There are no photographs that document the Bristol Sessions. Only a handful of musical instruments remain that were recorded in the Sessions, and few artifacts exist that can be traced back to those recordings. Yet the Bristol Sessions continue to shape country music history through our musical lineages and in our imaginations. And the 1927 Bristol Sessions form the key content of the Birthplace of Country Music Museum, to which we anchor our permanent exhibits and which we continue to dig into and explore.

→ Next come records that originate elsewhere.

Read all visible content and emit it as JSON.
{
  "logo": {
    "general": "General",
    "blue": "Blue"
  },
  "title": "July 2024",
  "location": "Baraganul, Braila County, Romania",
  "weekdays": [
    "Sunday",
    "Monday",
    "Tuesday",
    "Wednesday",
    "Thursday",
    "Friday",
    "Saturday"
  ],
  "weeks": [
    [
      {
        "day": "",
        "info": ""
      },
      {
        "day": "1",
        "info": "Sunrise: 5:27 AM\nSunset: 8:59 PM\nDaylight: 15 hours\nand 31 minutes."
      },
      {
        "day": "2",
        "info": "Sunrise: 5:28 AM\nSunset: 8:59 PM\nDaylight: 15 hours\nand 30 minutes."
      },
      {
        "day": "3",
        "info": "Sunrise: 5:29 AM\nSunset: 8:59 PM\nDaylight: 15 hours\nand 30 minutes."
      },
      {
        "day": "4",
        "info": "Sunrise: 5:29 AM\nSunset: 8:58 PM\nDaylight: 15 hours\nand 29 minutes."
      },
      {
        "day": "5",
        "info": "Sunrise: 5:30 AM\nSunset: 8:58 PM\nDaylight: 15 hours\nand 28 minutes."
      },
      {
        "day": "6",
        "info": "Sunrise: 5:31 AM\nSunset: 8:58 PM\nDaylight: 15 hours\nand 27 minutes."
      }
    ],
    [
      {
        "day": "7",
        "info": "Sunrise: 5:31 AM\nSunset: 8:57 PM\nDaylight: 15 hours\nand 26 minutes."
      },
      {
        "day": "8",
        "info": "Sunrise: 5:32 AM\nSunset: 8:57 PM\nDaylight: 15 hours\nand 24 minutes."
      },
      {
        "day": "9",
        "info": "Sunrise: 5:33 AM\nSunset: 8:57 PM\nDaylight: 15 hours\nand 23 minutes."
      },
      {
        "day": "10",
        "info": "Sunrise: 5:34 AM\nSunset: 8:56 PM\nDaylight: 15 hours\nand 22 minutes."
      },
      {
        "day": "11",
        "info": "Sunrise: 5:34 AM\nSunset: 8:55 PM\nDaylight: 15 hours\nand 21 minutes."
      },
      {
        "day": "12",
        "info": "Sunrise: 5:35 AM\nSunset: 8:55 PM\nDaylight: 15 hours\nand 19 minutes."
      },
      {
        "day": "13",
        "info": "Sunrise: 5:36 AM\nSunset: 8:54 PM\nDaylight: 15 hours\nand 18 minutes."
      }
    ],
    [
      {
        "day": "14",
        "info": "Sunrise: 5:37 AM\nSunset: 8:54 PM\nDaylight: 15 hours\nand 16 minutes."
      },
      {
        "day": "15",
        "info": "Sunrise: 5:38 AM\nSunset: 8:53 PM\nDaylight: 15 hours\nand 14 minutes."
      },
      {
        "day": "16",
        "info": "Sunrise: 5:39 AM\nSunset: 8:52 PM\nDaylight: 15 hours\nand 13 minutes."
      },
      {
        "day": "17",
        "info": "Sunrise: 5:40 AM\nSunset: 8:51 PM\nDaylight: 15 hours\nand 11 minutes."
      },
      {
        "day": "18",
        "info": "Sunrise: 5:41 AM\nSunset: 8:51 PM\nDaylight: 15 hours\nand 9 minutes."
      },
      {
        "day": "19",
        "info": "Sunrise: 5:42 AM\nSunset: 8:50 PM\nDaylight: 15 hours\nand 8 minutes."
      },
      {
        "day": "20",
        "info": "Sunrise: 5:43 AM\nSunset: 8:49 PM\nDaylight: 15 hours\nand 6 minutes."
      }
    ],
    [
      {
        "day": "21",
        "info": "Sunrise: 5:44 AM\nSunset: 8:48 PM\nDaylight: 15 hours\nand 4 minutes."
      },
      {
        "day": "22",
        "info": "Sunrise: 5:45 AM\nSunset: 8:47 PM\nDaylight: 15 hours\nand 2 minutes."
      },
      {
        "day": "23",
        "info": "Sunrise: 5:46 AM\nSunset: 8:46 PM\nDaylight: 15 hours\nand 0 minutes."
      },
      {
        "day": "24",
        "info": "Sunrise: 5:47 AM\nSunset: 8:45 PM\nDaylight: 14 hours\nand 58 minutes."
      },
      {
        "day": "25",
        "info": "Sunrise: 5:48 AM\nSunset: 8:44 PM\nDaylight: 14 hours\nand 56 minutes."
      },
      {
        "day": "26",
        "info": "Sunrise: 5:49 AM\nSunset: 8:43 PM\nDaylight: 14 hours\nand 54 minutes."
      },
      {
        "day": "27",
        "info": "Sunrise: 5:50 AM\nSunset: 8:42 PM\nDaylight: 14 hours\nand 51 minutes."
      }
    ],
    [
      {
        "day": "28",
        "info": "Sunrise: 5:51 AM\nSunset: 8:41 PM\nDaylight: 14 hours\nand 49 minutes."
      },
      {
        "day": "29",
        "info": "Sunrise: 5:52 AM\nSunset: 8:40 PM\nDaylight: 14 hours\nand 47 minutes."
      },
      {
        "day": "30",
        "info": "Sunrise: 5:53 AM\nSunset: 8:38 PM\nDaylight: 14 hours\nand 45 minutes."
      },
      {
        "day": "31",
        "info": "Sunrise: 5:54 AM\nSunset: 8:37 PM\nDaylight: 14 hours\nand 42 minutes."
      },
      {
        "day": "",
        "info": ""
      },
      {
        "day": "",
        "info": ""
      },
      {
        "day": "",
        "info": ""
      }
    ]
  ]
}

Those recordings capture a musical moment that is arguably one of the most influential country music recording sessions in history. The Sessions launched the careers of The Carter Family and Jimmie Rodgers. They illustrate the versatility of Ernest and Hattie Stoneman, whose long career in country music is reflected by the fact that the Stoneman Family has songs on every recording format there is, from wax cylinders to digital files.
They reflect traditional Appalachian music styles and sacred music as these styles were just beginning to be recorded, such as the holiness music recorded on the Bristol Sessions. And they capture the variety of music styles before early country music was more standardized – before bluegrass even existed – and are full of creativity, replete with entrepreneurialism, and filled with many voices.
Those voices carry on in many of the communities from which they came, and we were honored to be joined at the symposium by many family members of Bristol Sessions artists. Museum staff spent the morning doing oral history interviews with family members for our archives (and for future blog posts!), and we honored our guests with a special luncheon. Members of The Stoneman Family, The Carter Family, Jimmie Rodgers Family, Blind Alfred Reed Family, Ernest Phipps Family, Alfred Karnes Family, and Georgia Warren Family (Warren was 12 years old when she sang with the Tennessee Mountaineers at the Sessions) were present, all of whom carry the legacy and memories of the many musicians who came to Bristol in 1927. It’s these connections – to our past, to our history, and to the family members who carry on this musical legacy – that made this symposium extraordinary, and make our jobs, where we delve into these connections every day, truly special.
* Interestingly, Bryson doesn’t mention the 1927 Bristol Sessions in his book, though he does focus some attention on early sound technology including developments in radio. Curator René Rodgers pointed out this omission in correspondence with Bryson, and he graciously acknowledged the need to visit Bristol to learn more. Perhaps he will do so. We’d love to see him here!
Jessica Turner is the Director of the Birthplace of Country Music Museum.